Consider making an additional pension contribution to get around this. For example, if you are set to earn £52,000 this year, you could make a gross pension contribution of £2,000 to bring your Adjusted Net Income below the threshold, and then you won’t lose any.
Tax Annual Exemptions and Allowance are reducing
The Government have hit us with new lower tax allowances coming into effect on 6th April 2023.
First, the Capital Gains Tax Annual Exemption which currently stands at £12,300 will decrease to £6,000 overnight. This means that if you sell a rental property or second house or shares not held within an ISA or Pension for example, you will realise a gain. The first £12,300 this tax year isn’t taxable, but as of 6th April, only the first £6,000 won’t be taxable.
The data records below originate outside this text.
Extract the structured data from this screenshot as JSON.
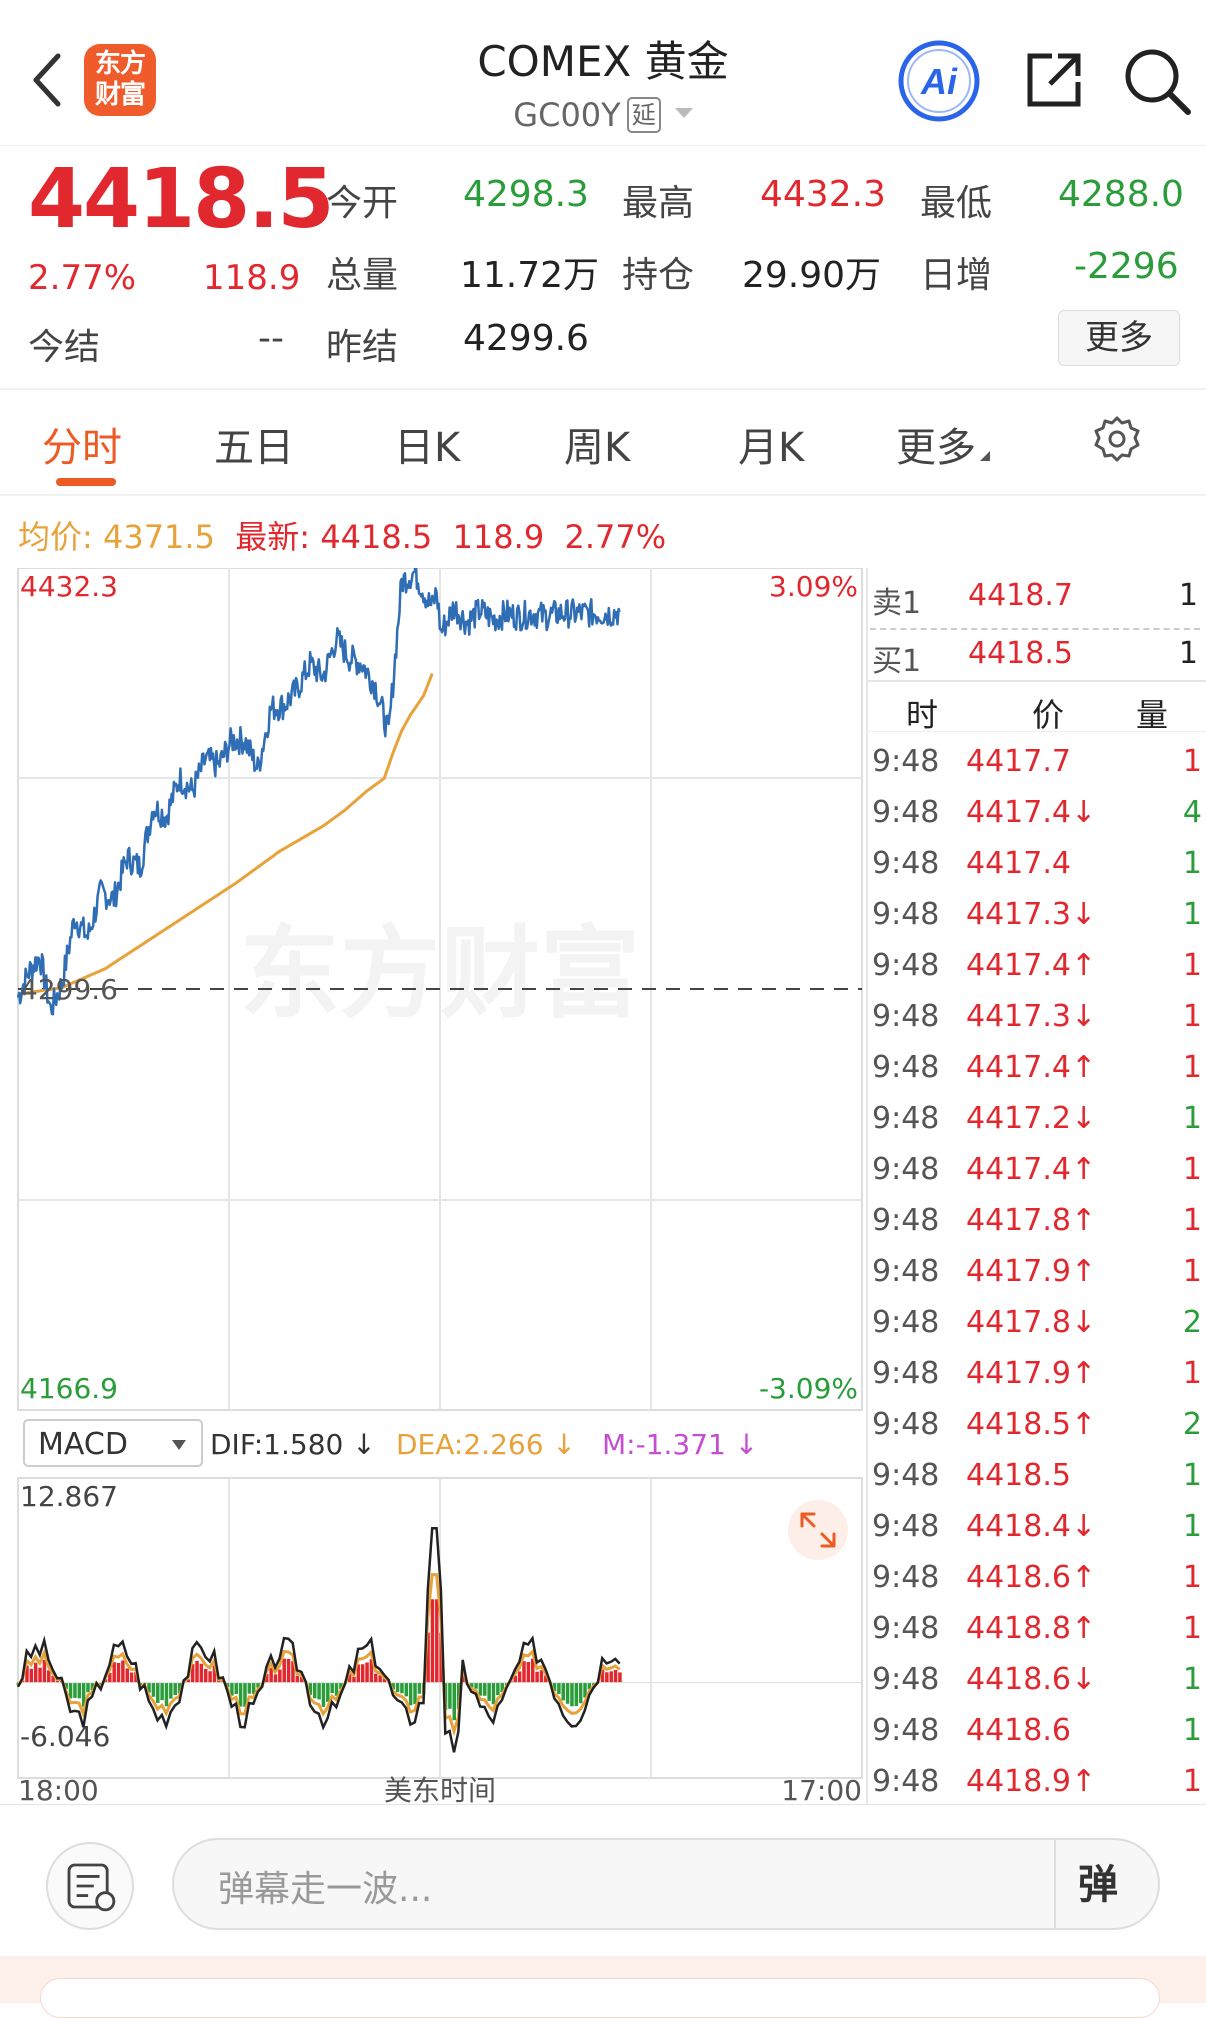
{
  "header": {
    "logo_line1": "东方",
    "logo_line2": "财富",
    "title": "COMEX 黄金",
    "code": "GC00Y",
    "delay_tag": "延",
    "ai_label": "Ai",
    "icons": [
      "back-arrow-icon",
      "share-icon",
      "search-icon",
      "ai-icon"
    ]
  },
  "quote": {
    "price": "4418.5",
    "change_pct": "2.77%",
    "change_amt": "118.9",
    "settle_label": "今结",
    "settle_value": "--",
    "open_label": "今开",
    "open_value": "4298.3",
    "high_label": "最高",
    "high_value": "4432.3",
    "low_label": "最低",
    "low_value": "4288.0",
    "volume_label": "总量",
    "volume_value": "11.72万",
    "oi_label": "持仓",
    "oi_value": "29.90万",
    "daily_label": "日增",
    "daily_value": "-2296",
    "prev_label": "昨结",
    "prev_value": "4299.6",
    "more_button": "更多"
  },
  "tabs": [
    "分时",
    "五日",
    "日K",
    "周K",
    "月K",
    "更多"
  ],
  "summary": {
    "avg_label": "均价:",
    "avg_value": "4371.5",
    "last_label": "最新:",
    "last_value": "4418.5",
    "last_change": "118.9",
    "last_pct": "2.77%"
  },
  "chart_data": {
    "type": "line",
    "price_axis": {
      "top": "4432.3",
      "bottom": "4166.9",
      "ref": "4299.6",
      "pct_top": "3.09%",
      "pct_bottom": "-3.09%"
    },
    "ylim": [
      4166.9,
      4432.3
    ],
    "reference": 4299.6,
    "x_start_label": "18:00",
    "x_mid_label": "美东时间",
    "x_end_label": "17:00",
    "watermark": "东方财富",
    "series": [
      {
        "name": "price",
        "color": "#2f6db5",
        "x": [
          0,
          5,
          10,
          15,
          20,
          26,
          32,
          38,
          44,
          50,
          56,
          62,
          68,
          74,
          80,
          86,
          92,
          98,
          104,
          110,
          116,
          122,
          128,
          134,
          140,
          146,
          152,
          158,
          164,
          170,
          176,
          182,
          188,
          190,
          192,
          194,
          200,
          206,
          212,
          218,
          224,
          230,
          236,
          242,
          248,
          254,
          260,
          266,
          272,
          276
        ],
        "y": [
          4297,
          4305,
          4310,
          4293,
          4301,
          4322,
          4316,
          4330,
          4328,
          4341,
          4338,
          4357,
          4354,
          4366,
          4362,
          4372,
          4370,
          4378,
          4378,
          4369,
          4388,
          4389,
          4394,
          4402,
          4398,
          4410,
          4404,
          4402,
          4395,
          4380,
          4428,
          4431,
          4422,
          4420,
          4425,
          4412,
          4420,
          4415,
          4419,
          4416,
          4418,
          4417,
          4418,
          4417,
          4418,
          4418,
          4418,
          4418,
          4418,
          4418.5
        ]
      },
      {
        "name": "avg",
        "color": "#e8a23b",
        "x": [
          0,
          20,
          40,
          60,
          80,
          100,
          120,
          140,
          150,
          160,
          168,
          172,
          176,
          180,
          186,
          190
        ],
        "y": [
          4298,
          4300,
          4306,
          4315,
          4324,
          4333,
          4343,
          4351,
          4356,
          4362,
          4366,
          4374,
          4381,
          4386,
          4392,
          4399
        ]
      }
    ]
  },
  "macd": {
    "selector": "MACD",
    "dif": "DIF:1.580 ↓",
    "dea": "DEA:2.266 ↓",
    "m": "M:-1.371 ↓",
    "top": "12.867",
    "bottom": "-6.046"
  },
  "orderbook": {
    "ask_label": "卖1",
    "ask_price": "4418.7",
    "ask_vol": "1",
    "bid_label": "买1",
    "bid_price": "4418.5",
    "bid_vol": "1",
    "col_time": "时",
    "col_price": "价",
    "col_vol": "量"
  },
  "trades": [
    {
      "t": "9:48",
      "p": "4417.7",
      "d": "",
      "v": "1",
      "vc": "red"
    },
    {
      "t": "9:48",
      "p": "4417.4",
      "d": "↓",
      "v": "4",
      "vc": "green"
    },
    {
      "t": "9:48",
      "p": "4417.4",
      "d": "",
      "v": "1",
      "vc": "green"
    },
    {
      "t": "9:48",
      "p": "4417.3",
      "d": "↓",
      "v": "1",
      "vc": "green"
    },
    {
      "t": "9:48",
      "p": "4417.4",
      "d": "↑",
      "v": "1",
      "vc": "red"
    },
    {
      "t": "9:48",
      "p": "4417.3",
      "d": "↓",
      "v": "1",
      "vc": "red"
    },
    {
      "t": "9:48",
      "p": "4417.4",
      "d": "↑",
      "v": "1",
      "vc": "red"
    },
    {
      "t": "9:48",
      "p": "4417.2",
      "d": "↓",
      "v": "1",
      "vc": "green"
    },
    {
      "t": "9:48",
      "p": "4417.4",
      "d": "↑",
      "v": "1",
      "vc": "red"
    },
    {
      "t": "9:48",
      "p": "4417.8",
      "d": "↑",
      "v": "1",
      "vc": "red"
    },
    {
      "t": "9:48",
      "p": "4417.9",
      "d": "↑",
      "v": "1",
      "vc": "red"
    },
    {
      "t": "9:48",
      "p": "4417.8",
      "d": "↓",
      "v": "2",
      "vc": "green"
    },
    {
      "t": "9:48",
      "p": "4417.9",
      "d": "↑",
      "v": "1",
      "vc": "red"
    },
    {
      "t": "9:48",
      "p": "4418.5",
      "d": "↑",
      "v": "2",
      "vc": "green"
    },
    {
      "t": "9:48",
      "p": "4418.5",
      "d": "",
      "v": "1",
      "vc": "green"
    },
    {
      "t": "9:48",
      "p": "4418.4",
      "d": "↓",
      "v": "1",
      "vc": "green"
    },
    {
      "t": "9:48",
      "p": "4418.6",
      "d": "↑",
      "v": "1",
      "vc": "red"
    },
    {
      "t": "9:48",
      "p": "4418.8",
      "d": "↑",
      "v": "1",
      "vc": "red"
    },
    {
      "t": "9:48",
      "p": "4418.6",
      "d": "↓",
      "v": "1",
      "vc": "green"
    },
    {
      "t": "9:48",
      "p": "4418.6",
      "d": "",
      "v": "1",
      "vc": "green"
    },
    {
      "t": "9:48",
      "p": "4418.9",
      "d": "↑",
      "v": "1",
      "vc": "red"
    }
  ],
  "bottom": {
    "placeholder": "弹幕走一波...",
    "danmu_button": "弹"
  },
  "colors": {
    "up": "#e0282e",
    "down": "#2a9d3a",
    "accent": "#ee5a24",
    "price_line": "#2f6db5",
    "avg_line": "#e8a23b"
  }
}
Secondly, the Dividend Allowance is reducing from £2,000 to £1,000. If you are a business owner, you might have your husband or wife on as a shareholder – beware that their allowance will decrease.
Finally, the bracket for Additional Rate Tax is reducing from £150,000 to £125,140. If you earn over this, you will begin paying more tax at the rate of 45%.
If this affects you, please speak to an adviser as there may be things you can do which help you get more into your pocket and save some tax
*Please note that past performance is not a guide to the future, the value of an investment and the income from it could go down as well as up. You may not get back what you invest.
^^This communication is for general information only and is not intended to be individual advice.